In [None]:
from torchsummary import summary

# Define the MLP model
class MLP_HSIC_BP(nn.Module):
    def __init__(self):
        super(MLP_HSIC_BP, self).__init__()
        self.flatten = nn.Flatten()
        self.layer1 = nn.Linear(28*28, 512)
        self.layer2 = nn.Linear(512, 256)
        self.layer3 = nn.Linear(256, 128)
        self.layer4 = nn.Linear(128, 10)

    def forward(self, x):
        #x = self.flatten(x)
        x = x.view(x.size(0), -1)  # Flatten the input
        out1 = torch.relu(self.layer1(x))
        out2 = torch.relu(self.layer2(out1))
        out3 = torch.relu(self.layer3(out2))
        out4 = self.layer4(out3)
        return out1, out2, out3, out4

# Define the HSIC bottleneck class
class HSICBottleneck:
    def __init__(self, model, batch_size, lambda_0, sigma, lr=0.001):
        self.model = model
        self.batch_size = batch_size
        self.lambda_0 = lambda_0
        self.sigma = sigma
        self.lr = lr
        self.opt = optim.SGD(model.parameters(), lr)
        self.remember = []
        self.count = 0

    def step(self, input_data, labels):
        Kx = kernel_matrix(input_data, self.sigma)
        Ky = kernel_matrix(labels, self.sigma)
        total_loss = 0.
        self.opt.zero_grad()

        out1, _, out3, _ = self.model(input_data)

        Kz1 = kernel_matrix(out1, self.sigma)
        Kz3 = kernel_matrix(out3, self.sigma)

        loss1 = HSIC(Kz1, Kx, self.batch_size)
        loss3 = HSIC(Kz3, Kx, self.batch_size)
        loss = loss1 - self.lambda_0 * loss3

        total_loss += loss
        total_loss.backward()
        self.opt.step()

        self.remember.append(total_loss.item())
        return total_loss.item()

# Initialize the model, HSIC bottleneck, and other components
device = torch.device("cuda" if torch.cuda.is_available() else "cpu")
model_hsic_bp = MLP_HSIC_BP().to(device)
summary(model_hsic_bp, input_size=(1,784 ))
hsic_bottleneck = HSICBottleneck(model_hsic_bp, batch_size=128, lambda_0=1.0, sigma=1.0, lr=0.001)
criterion = nn.CrossEntropyLoss()

num_epochs = 6
train_accuracy_history_hsic_bp = []
test_accuracy_history_hsic_bp = []
train_loss_history_hsic_bp = []

# Training loop
for epoch in range(num_epochs):
    model_hsic_bp.train()
    correct = 0
    total = 0
    total_loss = 0

    for data, targets in train_loader:
        data, targets = data.to(device), targets.to(device)
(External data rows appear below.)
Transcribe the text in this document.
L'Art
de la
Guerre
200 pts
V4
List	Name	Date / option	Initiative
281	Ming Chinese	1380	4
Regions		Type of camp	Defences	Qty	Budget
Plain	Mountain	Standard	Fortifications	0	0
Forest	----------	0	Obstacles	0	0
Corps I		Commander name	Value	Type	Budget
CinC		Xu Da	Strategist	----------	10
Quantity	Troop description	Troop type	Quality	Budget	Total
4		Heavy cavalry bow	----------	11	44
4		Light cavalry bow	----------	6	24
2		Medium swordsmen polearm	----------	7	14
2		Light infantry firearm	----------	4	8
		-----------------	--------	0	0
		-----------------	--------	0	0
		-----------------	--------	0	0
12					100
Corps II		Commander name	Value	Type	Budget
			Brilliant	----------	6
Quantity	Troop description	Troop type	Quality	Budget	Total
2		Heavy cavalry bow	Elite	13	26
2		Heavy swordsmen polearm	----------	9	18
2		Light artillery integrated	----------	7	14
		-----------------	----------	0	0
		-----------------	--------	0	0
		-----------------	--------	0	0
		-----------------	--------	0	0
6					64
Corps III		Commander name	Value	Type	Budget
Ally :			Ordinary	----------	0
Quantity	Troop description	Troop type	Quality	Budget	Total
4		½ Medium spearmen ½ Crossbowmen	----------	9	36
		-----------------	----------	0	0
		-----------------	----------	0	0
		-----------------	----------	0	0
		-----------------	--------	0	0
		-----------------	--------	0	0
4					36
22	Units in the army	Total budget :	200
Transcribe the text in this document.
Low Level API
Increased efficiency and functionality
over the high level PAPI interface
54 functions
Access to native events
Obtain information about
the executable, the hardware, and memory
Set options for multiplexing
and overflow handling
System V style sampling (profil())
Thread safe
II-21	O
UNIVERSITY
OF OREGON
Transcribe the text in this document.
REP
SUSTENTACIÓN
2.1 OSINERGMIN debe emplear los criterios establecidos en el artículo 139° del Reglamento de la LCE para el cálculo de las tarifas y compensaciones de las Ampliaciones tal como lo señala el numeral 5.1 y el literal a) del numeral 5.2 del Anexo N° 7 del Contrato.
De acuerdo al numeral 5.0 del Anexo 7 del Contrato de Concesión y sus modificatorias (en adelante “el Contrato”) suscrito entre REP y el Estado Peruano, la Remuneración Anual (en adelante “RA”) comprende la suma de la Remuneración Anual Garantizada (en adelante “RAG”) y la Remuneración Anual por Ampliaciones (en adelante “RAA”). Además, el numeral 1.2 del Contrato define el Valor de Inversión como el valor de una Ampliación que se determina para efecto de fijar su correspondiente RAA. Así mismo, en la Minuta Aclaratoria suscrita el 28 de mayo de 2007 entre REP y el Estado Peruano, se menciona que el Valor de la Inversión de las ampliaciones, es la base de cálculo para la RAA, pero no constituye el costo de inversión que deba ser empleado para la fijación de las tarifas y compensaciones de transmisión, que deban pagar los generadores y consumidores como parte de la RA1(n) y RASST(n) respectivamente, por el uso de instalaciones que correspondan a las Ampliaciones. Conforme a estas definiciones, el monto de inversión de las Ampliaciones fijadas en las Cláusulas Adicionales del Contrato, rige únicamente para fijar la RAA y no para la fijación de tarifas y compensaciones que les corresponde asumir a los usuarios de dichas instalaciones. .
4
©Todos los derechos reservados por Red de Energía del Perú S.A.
        # Update HSIC layers
        hsic_bottleneck.step(data, targets)

        # Forward pass and standard backpropagation for BP layers
        outputs = model_hsic_bp(data)
        loss = criterion(outputs[-1], targets)

        optimizer_bp = optim.Adam(list(model_hsic_bp.layer2.parameters()) + list(model_hsic_bp.layer4.parameters()), lr=0.001)
        optimizer_bp.zero_grad()
        loss.backward()
        optimizer_bp.step()

        total_loss += loss.item()

        # Track training accuracy
        _, predicted = torch.max(outputs[-1].data, 1)
        total += targets.size(0)
        correct += (predicted == targets).sum().item()
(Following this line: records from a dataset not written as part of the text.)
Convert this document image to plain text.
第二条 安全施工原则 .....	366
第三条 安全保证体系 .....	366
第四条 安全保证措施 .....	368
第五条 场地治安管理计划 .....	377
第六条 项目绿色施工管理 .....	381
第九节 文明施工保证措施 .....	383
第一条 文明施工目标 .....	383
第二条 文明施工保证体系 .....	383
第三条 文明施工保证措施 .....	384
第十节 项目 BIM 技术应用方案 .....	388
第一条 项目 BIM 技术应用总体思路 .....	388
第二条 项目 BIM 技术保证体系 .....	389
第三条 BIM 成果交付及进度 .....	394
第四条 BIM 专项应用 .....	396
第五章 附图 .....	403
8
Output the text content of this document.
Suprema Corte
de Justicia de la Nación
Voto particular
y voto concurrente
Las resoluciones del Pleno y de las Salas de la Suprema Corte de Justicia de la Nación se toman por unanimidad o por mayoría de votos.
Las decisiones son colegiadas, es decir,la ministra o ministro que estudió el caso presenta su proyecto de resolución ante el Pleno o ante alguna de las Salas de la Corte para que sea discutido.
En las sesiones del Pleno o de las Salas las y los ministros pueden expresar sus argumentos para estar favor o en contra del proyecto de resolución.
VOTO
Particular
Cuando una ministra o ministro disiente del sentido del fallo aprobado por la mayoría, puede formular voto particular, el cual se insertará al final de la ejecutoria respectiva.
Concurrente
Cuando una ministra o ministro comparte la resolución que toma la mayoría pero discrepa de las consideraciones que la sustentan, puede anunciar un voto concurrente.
    train_accuracy = 100 * correct / total
    train_accuracy_history_hsic_bp.append(train_accuracy)
    train_loss_history_hsic_bp.append(total_loss / len(train_loader))

    print(f'Epoch [{epoch+1}/{num_epochs}], Loss: {total_loss / len(train_loader):.4f}, Train Accuracy: {train_accuracy:.2f}%')

    # Testing loop
    model_hsic_bp.eval()
    correct = 0
    total = 0
    with torch.no_grad():
        for data, targets in test_loader:
            data, targets = data.to(device), targets.to(device)
            outputs = model_hsic_bp(data)
            _, predicted = torch.max(outputs[-1].data, 1)
            total += targets.size(0)
            correct += (predicted == targets).sum().item()

    test_accuracy = 100 * correct / total
    test_accuracy_history_hsic_bp.append(test_accuracy)

    print(f'Test Accuracy: {test_accuracy:.2f}%')